The character Peter Venkman from Ghostbusters is a brilliant scientist, but he's also a charlatan. He's highly educated but refuses to play his role, which allows him to think outside the box. He kinda knows his trade, but he's highly skeptical and doesn't take it too seriously. As a metaphor, being the Venkman embraces imposter syndrome and turns it on its head. You know you're smart enough for this game and you know everyone is faking it until they're making it. Eventually you'll master what's going on and rise up to save the day. Much like Peter Venkman.

Imposter syndrome is strong in the game trade. Most of my peers are young, often having started in their 20's or early 30's. Most never owned a business before. Many will tell you their previous game trade experience was working a few years in a game store before owning one, or like me, they had never worked in a game store before. I also can't think of any with business degrees, but most have some interesting experience in their backgrounds.

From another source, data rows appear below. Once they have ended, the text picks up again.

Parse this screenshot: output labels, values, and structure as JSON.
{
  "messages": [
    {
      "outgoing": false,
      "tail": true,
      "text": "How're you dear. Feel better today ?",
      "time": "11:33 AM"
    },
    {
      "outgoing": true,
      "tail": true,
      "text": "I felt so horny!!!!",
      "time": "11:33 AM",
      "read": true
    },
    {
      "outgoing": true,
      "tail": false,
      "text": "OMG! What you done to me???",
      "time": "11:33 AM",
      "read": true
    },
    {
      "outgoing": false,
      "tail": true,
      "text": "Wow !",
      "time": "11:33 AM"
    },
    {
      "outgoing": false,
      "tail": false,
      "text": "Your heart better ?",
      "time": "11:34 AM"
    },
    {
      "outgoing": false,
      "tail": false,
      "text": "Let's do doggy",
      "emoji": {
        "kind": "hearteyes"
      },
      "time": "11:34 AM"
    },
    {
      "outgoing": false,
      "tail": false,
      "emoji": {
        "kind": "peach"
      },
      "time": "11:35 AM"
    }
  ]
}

If you've never owned your own business before, let me tell you the the freedom is both breathtaking and terrifying. It's like parachuting out of a plane with armfuls of silk and being expected to knit a parachute on the way down. Will you make it? Nobody cares one way or the other. Society doesn't have a support network for people dumb enough to jump out of planes. For months I felt like the job police were going to come in and tell me to get back to my real job. As you leap out of the plane, you scream, "I don't belong herrrrrrrrrrrrre!"

Those of us who have succeeded did so by quickly seeking out and mastering best practices, not because we wanted to succeed, but because we didn't know what else to do. I learned how to run a store by running a store, losing a ton of money along the way. During this time, many will tell you about their imposter syndrome. For me, I always fell back on Venkman, referring to myself as the Venkman of game store owners. I'm smart, I'm brash, I can figure this out and save the day, but mostly I'm faking it until I've made it. My investor friends, including the fighter, would use the Venkman metaphor in our annual meetings.

Being a Venkman does mean rising to the challenge, rather than just being cynical and cocky. During my first Christmas season, after a month in business, an older woman scolded me for my pitiful board game product knowledge, as I knew perhaps six board games. The next month I started a private board game night, staying late once a week with friends to learn new games. Within a couple years, I had 100 or so board games I could talk about, having played each of them, and probably four times that number I could fudge. Fudging, reading the back of the box, comparing what you don't know to what you do know, is the key to board game sales. There are ten new board games a day. Nobody knows every game. Nobody needs to.

Being the Venkman also means relying on those around you. I'm probably our third best sales person right now, in year 14, but I've got my Egon and Ray to help me out. An important Venkman trait is to surround yourself with people smarter than you. I've got a Magic judge on staff who can answer any Magic question, a board game guru who can sell $1,500 in board games on a busy December day, a manager who can handle any crisis and solve any problem, and support staff who go out of their way to satisfy customers. With such great staff, it turns out I'm still the Venkman.